Comment intervenez-vous dans ce cas ?

C’est une situation d’urgence. Nous lui avons demandé de changer de domicile car la maison qu’elle occupait n’était plus compatible avec ses ressources actuelles.  Un dossier de surendettement a été également déposé, une partie de sa dette a d’ailleurs été annulée.

Comment avez-vous intégré la psychologie positive dans cet accompagnement ?

Ce n’est jamais évident. C’est une personne que l’on doit aider à déménager, à faire ses cartons alors qu’elle est dans un état dépressif tel qu’elle l ne se lave plus, n’ouvre plus ses volets et ne sort plus de son domicile.

J’utilise alors régulièrement des prétextes, comme par exemple le fait de devoir faire des photocopies, pour l’inciter à venir dans les locaux de l’association afin de maintenir un lien.

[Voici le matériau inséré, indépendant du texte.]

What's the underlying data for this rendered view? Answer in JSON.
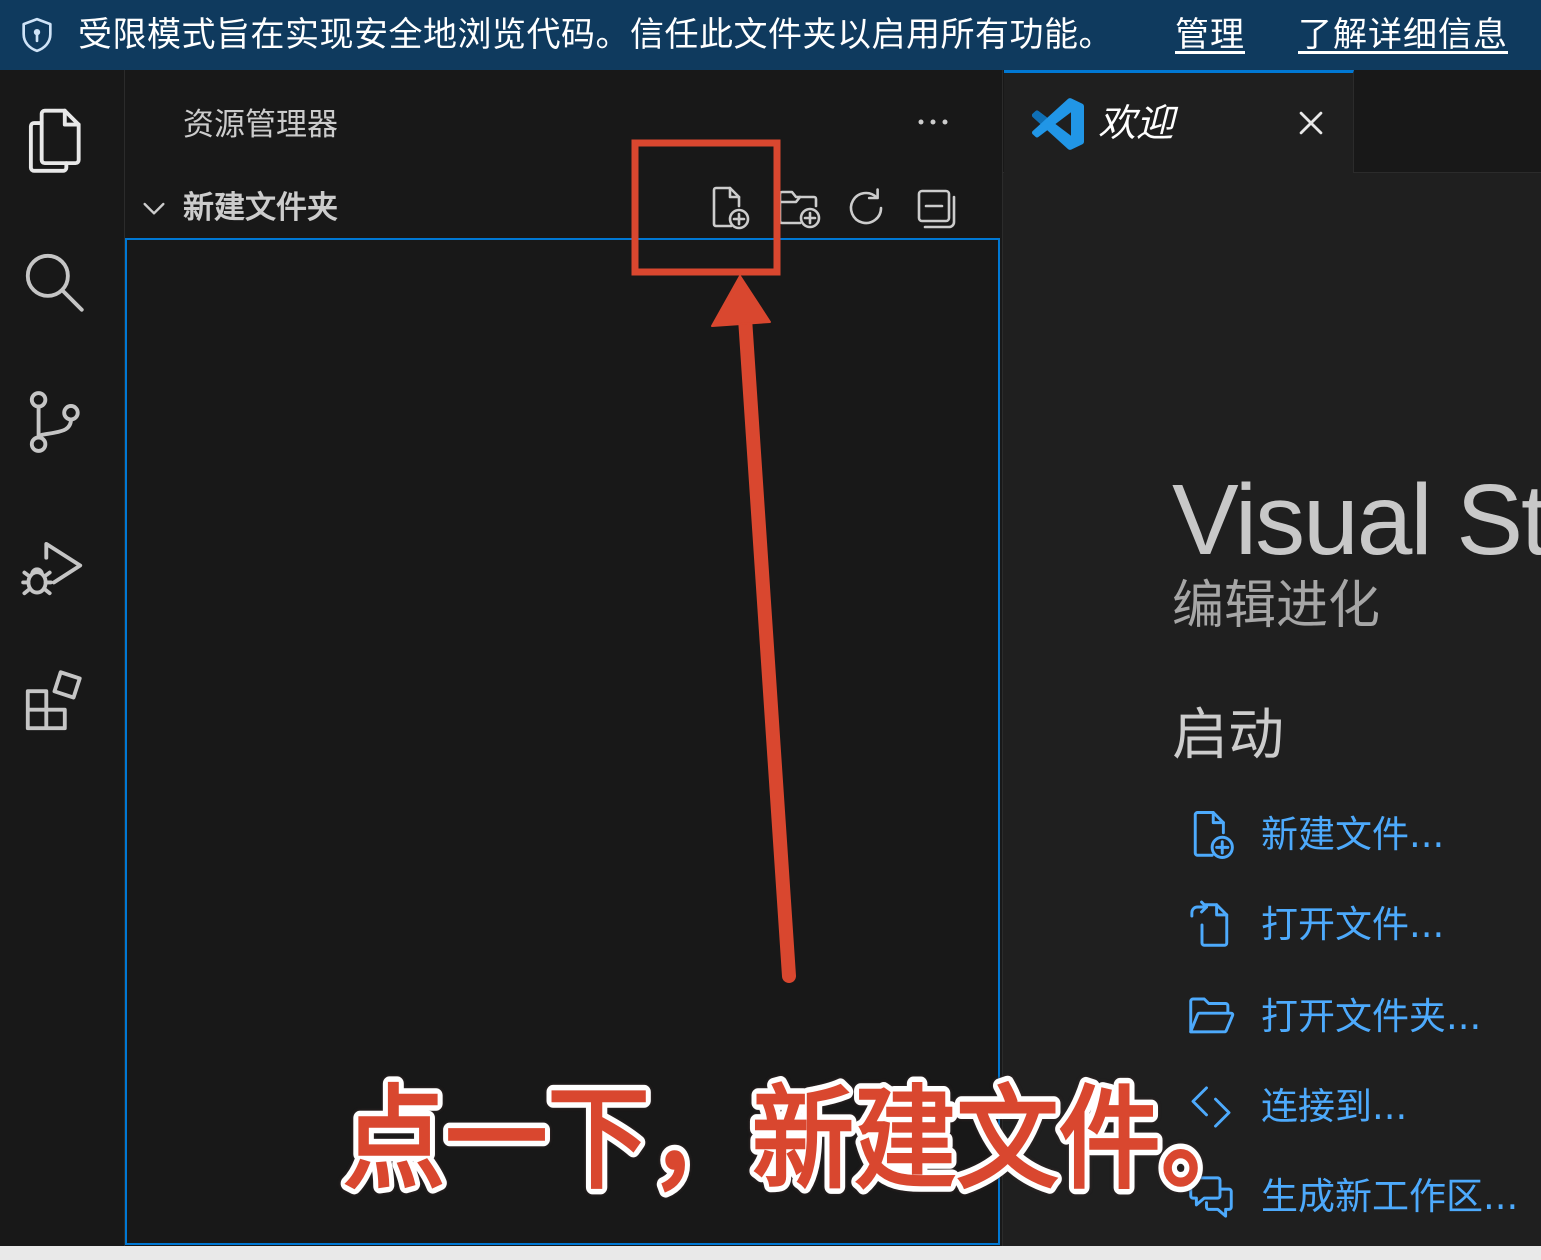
{
  "theme": {
    "banner_bg": "#0f3a5e",
    "activity_bg": "#181818",
    "sidebar_bg": "#181818",
    "editor_bg": "#1f1f1f",
    "focus_border": "#0078d4",
    "link_color": "#4daafc",
    "annotation_red": "#d9472f"
  },
  "banner": {
    "icon": "shield-icon",
    "message": "受限模式旨在实现安全地浏览代码。信任此文件夹以启用所有功能。",
    "manage_link": "管理",
    "learn_more_link": "了解详细信息"
  },
  "activity_bar": {
    "items": [
      {
        "icon": "files-icon",
        "active": true
      },
      {
        "icon": "search-icon",
        "active": false
      },
      {
        "icon": "source-control-icon",
        "active": false
      },
      {
        "icon": "run-debug-icon",
        "active": false
      },
      {
        "icon": "extensions-icon",
        "active": false
      }
    ]
  },
  "sidebar": {
    "title": "资源管理器",
    "more_icon": "ellipsis-icon",
    "folder": {
      "name": "新建文件夹",
      "expanded": true,
      "actions": [
        {
          "icon": "new-file-icon",
          "highlighted": true
        },
        {
          "icon": "new-folder-icon",
          "highlighted": false
        },
        {
          "icon": "refresh-icon",
          "highlighted": false
        },
        {
          "icon": "collapse-all-icon",
          "highlighted": false
        }
      ]
    }
  },
  "editor": {
    "tabs": [
      {
        "label": "欢迎",
        "icon": "vscode-logo-icon",
        "active": true,
        "preview": true
      }
    ],
    "welcome": {
      "title": "Visual St",
      "subtitle": "编辑进化",
      "start_heading": "启动",
      "start_items": [
        {
          "label": "新建文件...",
          "icon": "new-file-icon"
        },
        {
          "label": "打开文件...",
          "icon": "go-to-file-icon"
        },
        {
          "label": "打开文件夹...",
          "icon": "folder-opened-icon"
        },
        {
          "label": "连接到...",
          "icon": "remote-icon"
        },
        {
          "label": "生成新工作区...",
          "icon": "comment-discussion-icon"
        }
      ]
    }
  },
  "annotation": {
    "caption": "点一下，新建文件。"
  }
}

L’idée est de voir avec elle en quoi elle est chanceuse. Ce n’est pas facile car pour elle rien ne va, elle voit tout en noir. Au début, elle n’a pas compris la démarche. Puis, au fur et à mesure, les choses ont commencé à se débloquer. Ensemble, nous avons réussi à mettre en avant le fait qu’elle était toujours en relation avec sa fille et aussi que ses anciennes relations continuaient à lui rendre visite de temps en temps.

Avez-vous vu une évolution ?  

Au cours des rendez-vous, je propose des choses simples à mettre en place : ouvrir les volets, aller se promener dans le jardin. Il faut arriver à voir avec les personnes ce qui pourrait leur faire du bien, essayer de les raccrocher à des émotions, à des choses sensitives.

Aujourd’hui cette personne a commencé à changer de comportement. Elle a davantage de mobilisation et accepte de voir que certaines choses vont bien. Non seulement elle se lève, prend à nouveau soin d’elle et a aussi commencé à faire ses cartons. Elle s’organise, se prépare à déménager et à même contacté Emmaüs.

Pour moi, c’est une nouvelle approche très intéressante pour accompagner autrement les personnes. C’est très positif et gratifiant.